Simone li percepisce addosso quando si leva il casco dalla testa e scende dalla moto.

Anche quelli, però, hanno un peso minore.

Delle occhiate se ne rende conto anche Manuel in pochi secondi. Ha rimosso il proprio, di casco, sistemandolo sotto alla sella.

Si sporge di qualche centimetro nella direzione dell'altro ragazzo. «Vuoi dar loro qualcosa de diverso di cui parlà?» sussurra al suo orecchio.

In un primo momento, Simone non capisce a che cosa Manuel si riferisca, troppo impegnato a fissare amici e sconosciuti intorno, a far incrociare lo sguardo con quello di Laura e a frenare l'impulso di puntare il dito e scaricare ogni responsabilità.

Sbatte le palpebre e annuisce, così, senza chiedere ulteriori informazioni.

Le labbra di Manuel si curvano appena verso l'alto.

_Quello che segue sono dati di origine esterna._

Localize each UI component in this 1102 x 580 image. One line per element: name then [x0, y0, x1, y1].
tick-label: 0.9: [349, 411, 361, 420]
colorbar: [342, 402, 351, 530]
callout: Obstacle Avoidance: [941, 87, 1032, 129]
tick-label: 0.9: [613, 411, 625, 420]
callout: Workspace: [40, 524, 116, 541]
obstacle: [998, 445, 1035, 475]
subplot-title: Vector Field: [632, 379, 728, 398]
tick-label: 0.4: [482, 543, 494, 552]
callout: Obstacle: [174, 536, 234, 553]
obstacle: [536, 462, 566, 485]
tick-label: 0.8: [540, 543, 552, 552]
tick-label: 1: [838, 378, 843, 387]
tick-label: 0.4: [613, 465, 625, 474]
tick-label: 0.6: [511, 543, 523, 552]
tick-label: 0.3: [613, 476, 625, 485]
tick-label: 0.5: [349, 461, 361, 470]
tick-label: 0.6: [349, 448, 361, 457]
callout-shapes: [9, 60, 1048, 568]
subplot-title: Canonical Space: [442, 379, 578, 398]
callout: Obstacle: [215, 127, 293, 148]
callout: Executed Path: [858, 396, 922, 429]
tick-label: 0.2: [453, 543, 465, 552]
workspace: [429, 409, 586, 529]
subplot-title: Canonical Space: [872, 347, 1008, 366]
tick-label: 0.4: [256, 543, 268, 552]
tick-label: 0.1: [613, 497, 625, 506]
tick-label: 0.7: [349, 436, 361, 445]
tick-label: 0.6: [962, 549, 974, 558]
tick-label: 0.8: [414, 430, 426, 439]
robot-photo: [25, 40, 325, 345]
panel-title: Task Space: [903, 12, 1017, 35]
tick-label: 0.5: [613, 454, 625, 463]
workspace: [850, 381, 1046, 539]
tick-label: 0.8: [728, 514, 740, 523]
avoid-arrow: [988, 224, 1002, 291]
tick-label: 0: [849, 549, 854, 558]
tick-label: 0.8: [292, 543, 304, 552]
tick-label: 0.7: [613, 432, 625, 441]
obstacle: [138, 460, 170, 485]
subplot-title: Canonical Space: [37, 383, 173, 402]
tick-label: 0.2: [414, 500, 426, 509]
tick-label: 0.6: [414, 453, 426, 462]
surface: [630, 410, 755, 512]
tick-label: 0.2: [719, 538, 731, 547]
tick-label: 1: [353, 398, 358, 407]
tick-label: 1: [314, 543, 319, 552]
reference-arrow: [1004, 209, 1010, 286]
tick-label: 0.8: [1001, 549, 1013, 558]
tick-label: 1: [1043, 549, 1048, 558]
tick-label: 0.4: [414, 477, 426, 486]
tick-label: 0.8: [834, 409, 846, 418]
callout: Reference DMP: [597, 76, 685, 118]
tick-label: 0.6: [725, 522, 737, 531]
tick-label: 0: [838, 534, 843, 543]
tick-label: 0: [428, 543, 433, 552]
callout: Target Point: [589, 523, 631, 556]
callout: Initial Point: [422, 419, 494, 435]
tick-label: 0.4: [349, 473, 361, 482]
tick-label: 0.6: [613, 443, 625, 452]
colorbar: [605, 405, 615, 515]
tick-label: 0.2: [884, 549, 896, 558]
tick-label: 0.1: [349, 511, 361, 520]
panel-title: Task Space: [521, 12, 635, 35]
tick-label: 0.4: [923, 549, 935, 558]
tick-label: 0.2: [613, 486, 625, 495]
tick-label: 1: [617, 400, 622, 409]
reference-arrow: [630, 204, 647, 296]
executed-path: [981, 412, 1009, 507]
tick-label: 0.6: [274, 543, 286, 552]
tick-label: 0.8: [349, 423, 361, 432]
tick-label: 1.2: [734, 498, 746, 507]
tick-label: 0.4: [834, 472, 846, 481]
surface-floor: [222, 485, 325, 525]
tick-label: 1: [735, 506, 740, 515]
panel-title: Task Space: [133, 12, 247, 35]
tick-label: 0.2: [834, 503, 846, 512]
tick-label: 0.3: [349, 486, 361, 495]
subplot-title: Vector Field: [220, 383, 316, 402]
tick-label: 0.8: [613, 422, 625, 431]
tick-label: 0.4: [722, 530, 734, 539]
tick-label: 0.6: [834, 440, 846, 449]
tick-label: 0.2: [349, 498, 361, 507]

Sfiora il suo mento con due dita, gli fa sollevare il volto. «È bella la luna» dice e non è una domanda, non c'è nessun quesito che aleggia nell'aria.

Simone trattiene il respiro e Manuel lo bacia sulla bocca, lì, davanti alle finestre del Da Vinci, con gli alunni del liceo che chiacchierano e poi ammutoliscono.

La luna c'è lo stesso anche se la luce del sole la sovrasta; osserva due ragazzi che si amano davanti a tutti, incuranti di ogni sguardo, di ogni risata, di qualsivoglia genere di commento.

Manuel infila una mano tra i capelli di Simone, all'altezza della nuca. Lascia che i suoi ricci si impiglino alle dita, una danza tra falangi e ciocche morbide al tatto.

Di riflesso, Simone posa i palmi sui suoi fianchi; lo fa con leggera esitazione, come se dovesse chiedere permesso e lo ottenesse con qualche secondo di ritardo.

Non si aspettava ciò, di certo, però ne è felice.

È lieto e, davvero, riesce a sopportare tutto il resto.

«È bella la luna» biascica, ancora sulle sue labbra.

Gli sguardi intorno sono scomparsi, insieme alle loro voci.

È rimasta solo quella di Manuel.

È rimasta quella di Simone.

E le loro voci, insieme, sono bellissime.